What lockdown has done is highlight some of the implicit associations with that commitment.

Pre-lockdown, clients would come to a counselling room arranged by us. Considerable effort went into making that place private, free from intrusion, and safe. We had control of the conversation – we could see who was involved, there were clear markers – the time in the waiting room before hand, the knowledge that people left the appointment and would have some sort of journey home. We make some attempt to manage the record for the session – the principle of no recording, being able to see if someone were physically taking notes themselves. When you deliver services via webcam you don’t have any of that. You have to work with the client to create those, and rely on them to do it. The implicit terms of the contract have shifted. 

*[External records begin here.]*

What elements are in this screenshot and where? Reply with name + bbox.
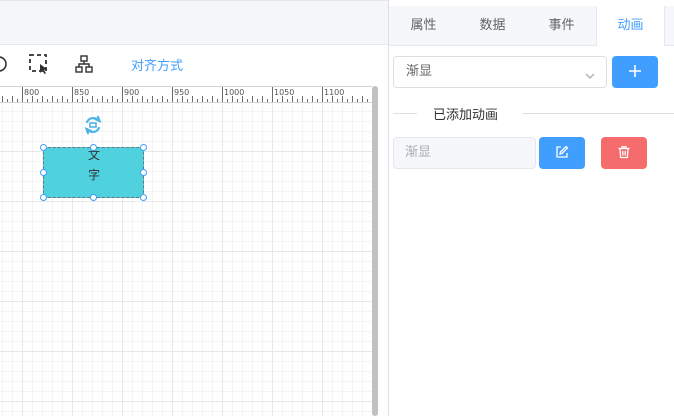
- toolbar: 对齐方式: [0, 45, 388, 83]
- added-animation-name: 渐显: [405, 145, 432, 160]
- ruler-label: 1000: [224, 88, 244, 97]
- delete-animation-button[interactable]: [601, 137, 647, 169]
- resize-handle-bottom[interactable]: [90, 194, 97, 201]
- panel-tabs: 属性 数据 事件 动画: [389, 6, 674, 46]
- animation-select[interactable]: 渐显: [393, 56, 607, 88]
- added-animations-divider: 已添加动画: [393, 103, 674, 123]
- ruler-label: 1100: [324, 88, 344, 97]
- trash-icon: [617, 144, 631, 163]
- resize-handle-right[interactable]: [140, 169, 147, 176]
- circle-tool-icon[interactable]: [0, 53, 10, 75]
- divider-line-right: [523, 113, 674, 114]
- plus-icon: [628, 63, 642, 82]
- edit-icon: [555, 144, 569, 163]
- hierarchy-icon[interactable]: [73, 53, 95, 75]
- tab-properties[interactable]: 属性: [389, 6, 458, 46]
- ruler-ticks: 800 850 900 950 1000 1050 1100: [2, 87, 368, 102]
- added-animation-name-field: 渐显: [393, 137, 536, 169]
- tab-animation[interactable]: 动画: [596, 6, 665, 46]
- tab-events[interactable]: 事件: [527, 6, 596, 46]
- ruler-label: 800: [24, 88, 39, 97]
- resize-handle-top-left[interactable]: [40, 144, 47, 151]
- ruler-label: 850: [74, 88, 89, 97]
- property-panel: 属性 数据 事件 动画 渐显 已添加动画 渐显: [389, 0, 674, 416]
- resize-handle-bottom-right[interactable]: [140, 194, 147, 201]
- rotate-icon[interactable]: [82, 114, 104, 136]
- divider-line-left: [393, 113, 417, 114]
- resize-handle-top-right[interactable]: [140, 144, 147, 151]
- text-element-label: 文字: [88, 148, 101, 182]
- canvas-vertical-scrollbar[interactable]: [372, 86, 378, 416]
- tab-data[interactable]: 数据: [458, 6, 527, 46]
- text-element[interactable]: 文字: [40, 144, 147, 201]
- select-area-icon[interactable]: [28, 53, 50, 75]
- ruler-label: 1050: [274, 88, 294, 97]
- align-menu-button[interactable]: 对齐方式: [131, 55, 183, 74]
- resize-handle-bottom-left[interactable]: [40, 194, 47, 201]
- animation-select-value: 渐显: [406, 64, 433, 79]
- horizontal-ruler: 800 850 900 950 1000 1050 1100: [0, 86, 372, 103]
- edit-animation-button[interactable]: [539, 137, 585, 169]
- ruler-label: 950: [174, 88, 189, 97]
- added-animations-title: 已添加动画: [433, 108, 499, 123]
- add-animation-button[interactable]: [612, 56, 658, 88]
- ruler-label: 900: [124, 88, 139, 97]
- resize-handle-top[interactable]: [90, 144, 97, 151]
- editor-top-strip: [0, 0, 388, 45]
- resize-handle-left[interactable]: [40, 169, 47, 176]
- chevron-down-icon: [584, 67, 596, 86]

Which leads to the second, more subtle and perhaps more fundamental shift in power – who is bringing what expertise to the room?

As the “service provider” we bring a set of skills which will enable two people to stop, take a step back, think about themselves and the other person, then re-engage in a different way to create a changed relationship. This set of skills is a mixture of techniques to manage that conversation – complicated by the fact it is two people – and an awareness and insight into the range of issues which come up in relationships. This latter is a key part of the “normalising” often so important in the process. Strangely perhaps, at points of stress, we take comfort in knowing we are no different from millions of others. Having the credibility and authority to say this is a key part of our offer. The skill is in knowing how to align the presenting issue to those experiences common to so many others. By laying out our stall in this way, we both claim “expert” status, but also, and crucially, we are afforded it. 

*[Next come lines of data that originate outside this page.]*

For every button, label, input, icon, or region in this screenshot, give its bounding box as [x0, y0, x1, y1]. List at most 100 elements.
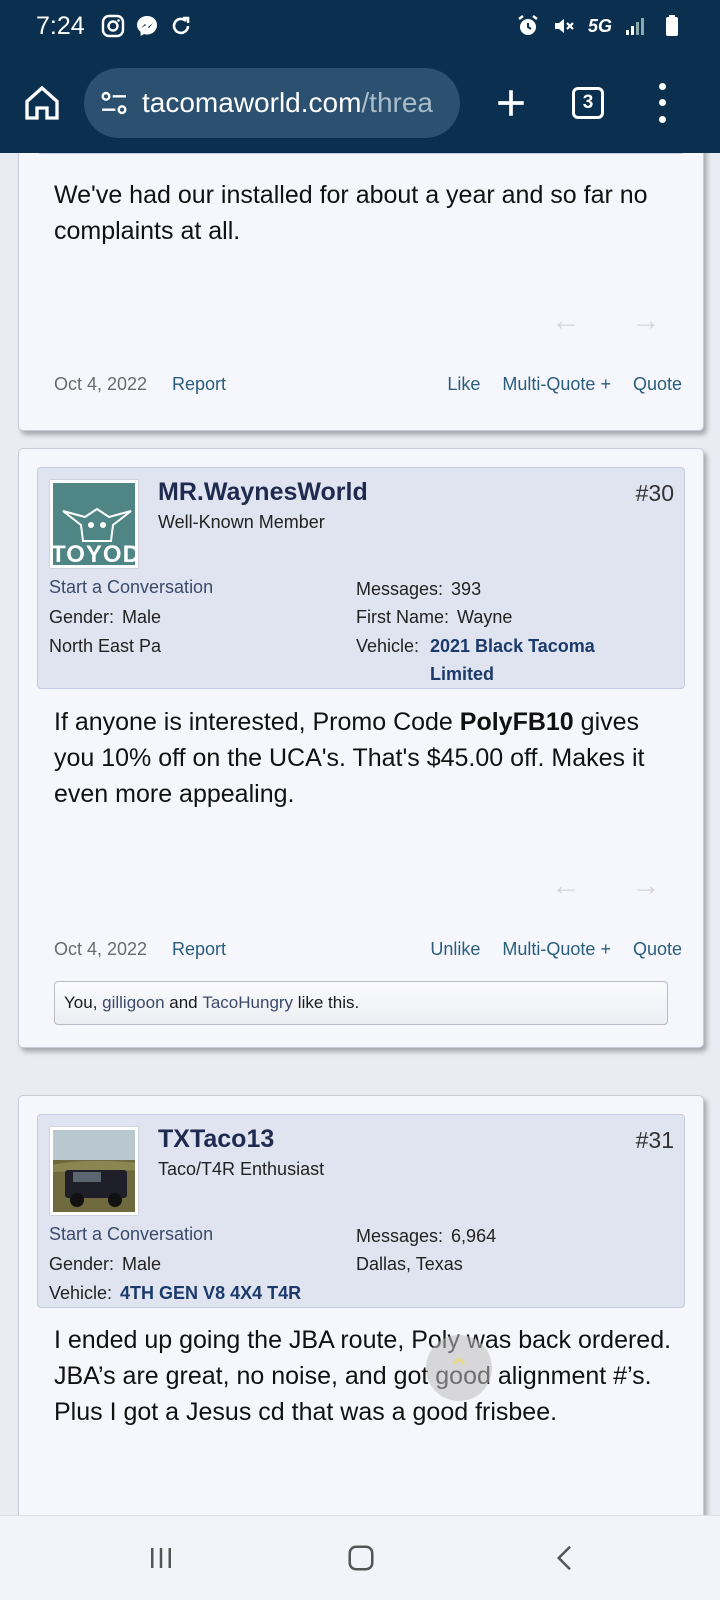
- messages-label: Messages:: [356, 579, 444, 599]
- gender-value: Male: [122, 607, 162, 627]
- recent-apps-button[interactable]: [136, 1536, 186, 1580]
- home-nav-button[interactable]: [336, 1536, 386, 1580]
- post-body-pre: If anyone is interested, Promo Code: [54, 708, 460, 736]
- post-number[interactable]: #30: [636, 480, 674, 507]
- recents-icon: [151, 1548, 171, 1568]
- location-info: Dallas, Texas: [356, 1254, 463, 1274]
- url-host: tacomaworld.com: [142, 86, 362, 118]
- likes-tail: like this.: [293, 993, 360, 1012]
- user-title: Well-Known Member: [158, 512, 325, 532]
- truck-avatar-icon: [53, 1130, 135, 1212]
- address-bar[interactable]: tacomaworld.com/threa: [84, 67, 460, 138]
- new-tab-button[interactable]: [488, 80, 534, 126]
- location-info: North East Pa: [49, 636, 162, 656]
- likes-summary: You, gilligoon and TacoHungry like this.: [54, 981, 668, 1025]
- network-label: 5G: [587, 15, 612, 36]
- likes-and: and: [164, 993, 203, 1012]
- multi-quote-link[interactable]: Multi-Quote +: [502, 374, 611, 395]
- alarm-icon: [518, 15, 538, 35]
- mute-icon: [554, 19, 574, 33]
- back-nav-button[interactable]: [540, 1536, 590, 1580]
- home-button[interactable]: [18, 79, 66, 127]
- post-footer: Oct 4, 2022 Report Unlike Multi-Quote + …: [54, 939, 682, 969]
- promo-code: PolyFB10: [459, 708, 574, 736]
- vehicle-info: Vehicle: 4TH GEN V8 4X4 T4R: [49, 1283, 301, 1304]
- tab-switcher-button[interactable]: 3: [572, 86, 604, 119]
- instagram-icon: [101, 14, 124, 38]
- post-body: I ended up going the JBA route, Poly was…: [54, 1326, 672, 1426]
- vehicle-link-line2[interactable]: Limited: [430, 664, 494, 685]
- status-time: 7:24: [36, 11, 85, 40]
- scroll-to-top-button[interactable]: ⌃: [426, 1335, 492, 1401]
- plus-icon: [498, 89, 524, 116]
- url-text: tacomaworld.com/threa: [142, 87, 433, 119]
- signal-icon: [626, 18, 644, 35]
- quote-link[interactable]: Quote: [633, 374, 682, 395]
- like-link[interactable]: Like: [447, 374, 480, 395]
- username[interactable]: TXTaco13: [158, 1125, 274, 1154]
- vehicle-link[interactable]: 4TH GEN V8 4X4 T4R: [120, 1283, 301, 1303]
- page-content: We've had our installed for about a year…: [0, 153, 720, 1515]
- post-body: We've had our installed for about a year…: [54, 181, 648, 245]
- arrow-left-icon[interactable]: ←: [551, 869, 581, 903]
- first-name-info: First Name: Wayne: [356, 607, 512, 628]
- post-footer: Oct 4, 2022 Report Like Multi-Quote + Qu…: [54, 374, 682, 404]
- gender-label: Gender:: [49, 1254, 115, 1274]
- gender-value: Male: [122, 1254, 162, 1274]
- site-settings-icon[interactable]: [98, 87, 130, 119]
- vehicle-link-line1[interactable]: 2021 Black Tacoma: [430, 636, 595, 657]
- arrow-right-icon[interactable]: →: [631, 869, 661, 903]
- post-body: If anyone is interested, Promo Code Poly…: [54, 704, 674, 812]
- chevron-up-icon: ⌃: [447, 1352, 471, 1384]
- liker-link-gilligoon[interactable]: gilligoon: [102, 993, 164, 1013]
- gender-info: Gender: Male: [49, 607, 161, 628]
- arrow-right-icon[interactable]: →: [631, 304, 661, 338]
- user-box: TOYODA MR.WaynesWorld Well-Known Member …: [37, 467, 685, 689]
- vehicle-label: Vehicle:: [356, 636, 420, 656]
- avatar[interactable]: TOYODA: [50, 480, 138, 568]
- sync-icon: [172, 16, 189, 35]
- avatar[interactable]: [50, 1127, 138, 1215]
- messenger-icon: [136, 16, 157, 36]
- browser-toolbar: tacomaworld.com/threa 3: [0, 52, 720, 153]
- start-conversation-link[interactable]: Start a Conversation: [49, 577, 213, 598]
- post-previous: We've had our installed for about a year…: [18, 153, 704, 431]
- liker-link-tacohungry[interactable]: TacoHungry: [202, 993, 293, 1013]
- home-icon: [25, 85, 59, 120]
- arrow-left-icon[interactable]: ←: [551, 304, 581, 338]
- user-title: Taco/T4R Enthusiast: [158, 1159, 325, 1179]
- post-30: TOYODA MR.WaynesWorld Well-Known Member …: [18, 448, 704, 1048]
- first-name-value: Wayne: [457, 607, 513, 627]
- messages-value: 393: [451, 579, 482, 599]
- url-path: /threa: [361, 86, 434, 118]
- first-name-label: First Name:: [356, 607, 450, 627]
- avatar-text: TOYODA: [51, 541, 135, 568]
- username[interactable]: MR.WaynesWorld: [158, 478, 368, 507]
- report-link[interactable]: Report: [172, 374, 226, 395]
- post-date: Oct 4, 2022: [54, 939, 148, 959]
- post-number[interactable]: #31: [636, 1127, 674, 1154]
- back-chevron-icon: [556, 1545, 571, 1571]
- system-nav-bar: [0, 1515, 720, 1600]
- report-link[interactable]: Report: [172, 939, 226, 960]
- user-box: TXTaco13 Taco/T4R Enthusiast #31 Start a…: [37, 1114, 685, 1308]
- gender-label: Gender:: [49, 607, 115, 627]
- user-box-previous: [37, 153, 685, 154]
- unlike-link[interactable]: Unlike: [430, 939, 480, 960]
- browser-menu-button[interactable]: [652, 82, 672, 123]
- post-date: Oct 4, 2022: [54, 374, 148, 394]
- status-bar: 7:24 5G: [0, 0, 720, 52]
- home-square-icon: [348, 1545, 374, 1571]
- multi-quote-link[interactable]: Multi-Quote +: [502, 939, 611, 960]
- likes-you: You,: [64, 993, 103, 1012]
- quote-link[interactable]: Quote: [633, 939, 682, 960]
- post-31: TXTaco13 Taco/T4R Enthusiast #31 Start a…: [18, 1095, 704, 1515]
- gender-info: Gender: Male: [49, 1254, 161, 1275]
- battery-icon: [666, 15, 678, 36]
- start-conversation-link[interactable]: Start a Conversation: [49, 1224, 213, 1245]
- vehicle-label: Vehicle:: [49, 1283, 113, 1303]
- messages-label: Messages:: [356, 1226, 444, 1246]
- messages-value: 6,964: [451, 1226, 497, 1246]
- messages-info: Messages: 6,964: [356, 1226, 496, 1247]
- messages-info: Messages: 393: [356, 579, 481, 600]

So what does the client bring then? This is the exciting bit. The client brings themselves. They bring an amazing array of experiences, of behaviours, of beliefs. And they have lived alongside others with an equally amazing but crucially different array of experiences, behaviours and beliefs.

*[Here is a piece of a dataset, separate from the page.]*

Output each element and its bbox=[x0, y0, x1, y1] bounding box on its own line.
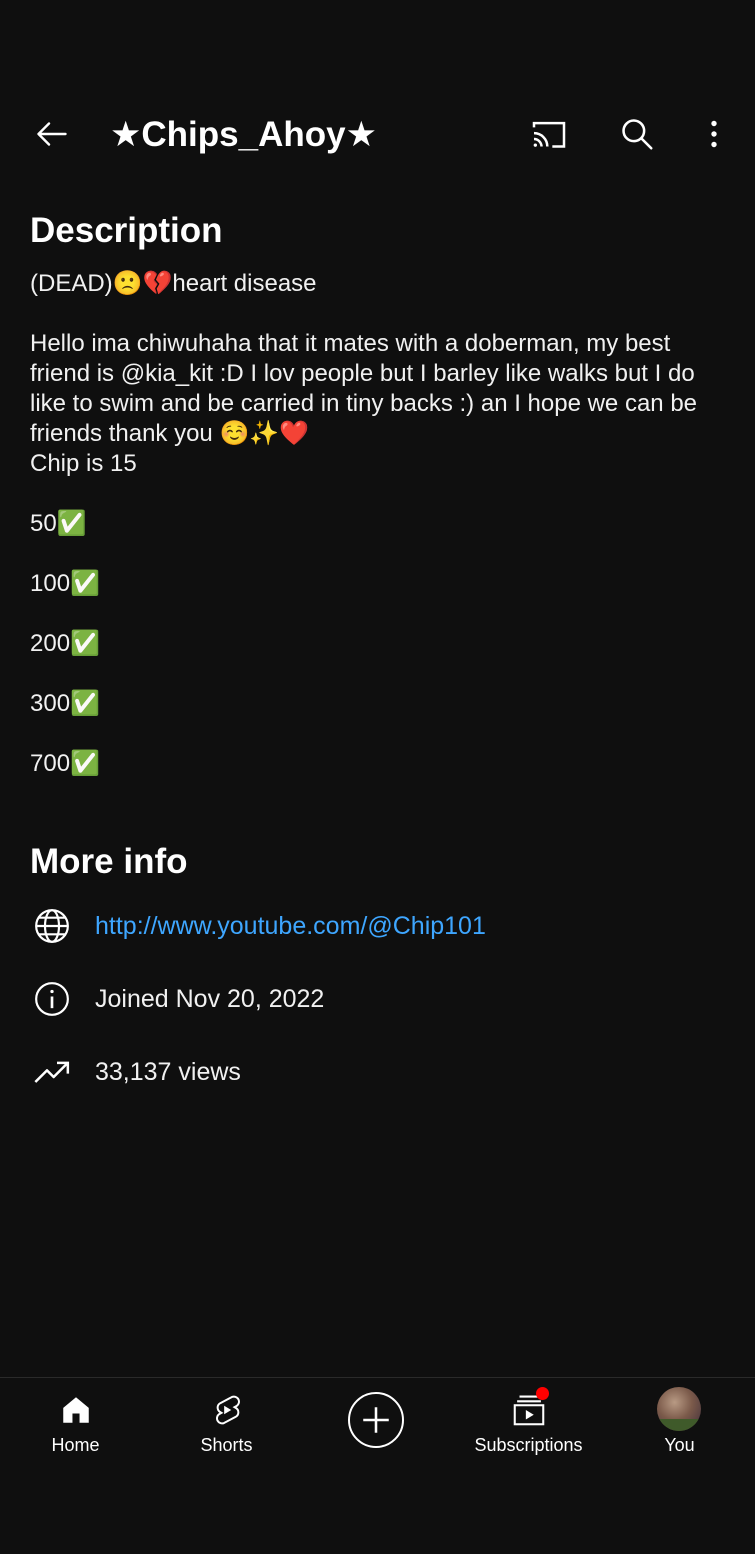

They already know about navigating the complexities of relationships. They already know that they aren’t the only ones. It’s just sometimes they need reminding. 

What the client and us as the provider jointly bring is the space and the time in which this process can happen. 

So what might be the wider lessons for all of this? Well, in part we don’t know yet, and that’s the point of these conversations. It is certainly important in thinking through what do we do next.

Once lockdown restrictions are eased, do we just go back to way we used to do things? Surely we can structure our services to be more flexible – keeping the new services alongside the old ones? Clients can have more choice.

But perhaps the simpler but more powerful message is to take a step back and challenge the assumptions implicit and complicit in the way we deliver services. To solve a problem, you need objectivity, you need insight, you need some skills and techniques. But have we become perhaps a little lazy in who we ask and crucially allow to bring those?

In our efforts to define services, in our efforts to define our own roles, in our efforts to affirm those two things – a two way process often driven by money and funding – do we miss the opportunity to give power by being more explicit in what we both bring to the process?